Students familiar with the issue interviewed by “Bitter Winter” offered different evaluations of the camp. A Maoist student with knowledge of student associations in Chinese universities saw Ding Xiaoping as a “rival” to the Maoists in developing organizations among students. “Ding Xiaoping’s group,” he said, “is not as opposed to [Deng Xiaoping’s] reform and opening-up line as we were, and their ideology was a bit confused, but they advocated a warm and collective atmosphere and studied books by Mao Zedong and [Chinese writer] Lu Xun, which attracted some of their classmates from the lower strata of society or from rural areas. Their audience overlapped with the Maoist student associations, and they developed their own student organizations in a number of schools. The CCP’s purge of student associations from colleges and universities following the Jasic Workers’ Movement of 2018 also affected them, and some of their organizations have been banned, but not entirely, so they have remained active to the present.”
A student said that all the activities of this camp are openly available on the Internet, that is, they do some lectures, military training, book clubs, labor practices and the like, and that there is no such thing as a “cult-like” unlawful restriction of personal liberty at all. He insisted the fees charged are not very expensive, but just enough to cover the costs. He mentioned an article published back in 2007 accusing Ding Xiaoping of “brainwashing” his followers that he believed was politically motivated.
The same student said that the positions of Ding Xiaoping and of the Peking University Marxist Society are not the same. Ding was not involved in supporting the workers’ right to unionize independently and does not praise the Cultural Revolution. However, in the end, the CCP uses criticism of Ding Xiaoping to crack down on all “Maoist” groups, the student said.

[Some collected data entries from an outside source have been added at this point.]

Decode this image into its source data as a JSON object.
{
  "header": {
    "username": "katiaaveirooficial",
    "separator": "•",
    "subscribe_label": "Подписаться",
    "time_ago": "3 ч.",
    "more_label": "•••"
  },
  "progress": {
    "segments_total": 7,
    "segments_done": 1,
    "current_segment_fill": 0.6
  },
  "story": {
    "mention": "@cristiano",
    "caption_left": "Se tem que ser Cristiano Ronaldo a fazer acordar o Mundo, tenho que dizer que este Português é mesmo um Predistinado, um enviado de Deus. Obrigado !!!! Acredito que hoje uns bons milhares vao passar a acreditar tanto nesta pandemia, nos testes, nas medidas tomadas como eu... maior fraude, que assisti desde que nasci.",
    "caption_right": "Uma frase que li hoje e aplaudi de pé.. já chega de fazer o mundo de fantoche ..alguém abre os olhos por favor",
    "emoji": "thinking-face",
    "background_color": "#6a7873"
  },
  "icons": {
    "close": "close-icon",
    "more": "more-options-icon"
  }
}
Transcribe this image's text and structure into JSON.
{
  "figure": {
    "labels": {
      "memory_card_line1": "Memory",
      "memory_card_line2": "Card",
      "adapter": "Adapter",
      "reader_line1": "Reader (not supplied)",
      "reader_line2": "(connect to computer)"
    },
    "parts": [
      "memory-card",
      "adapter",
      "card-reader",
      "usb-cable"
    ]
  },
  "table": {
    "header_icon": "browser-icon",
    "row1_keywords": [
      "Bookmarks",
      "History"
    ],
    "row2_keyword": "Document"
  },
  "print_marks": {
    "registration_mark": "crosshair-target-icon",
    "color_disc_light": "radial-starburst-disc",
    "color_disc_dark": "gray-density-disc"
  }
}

Another student, with more liberal positions, criticized both the “pseudoscience” of Ding’s group, which he finds manipulative, and the CCP’s use of anti-xie-jiao rhetoric to crack down on any organization that, while not being really “anti-Party,” operates independently of the Party and escapes its control. “After all, they are not opposed to the CCP, and they have nothing to do with religious beliefs; in fact, they are staunchly atheist,” this student said.
It seems that organizing independently is enough to be called a “xie jiao” in Xi Jinping’s China—irrespective of the ideology.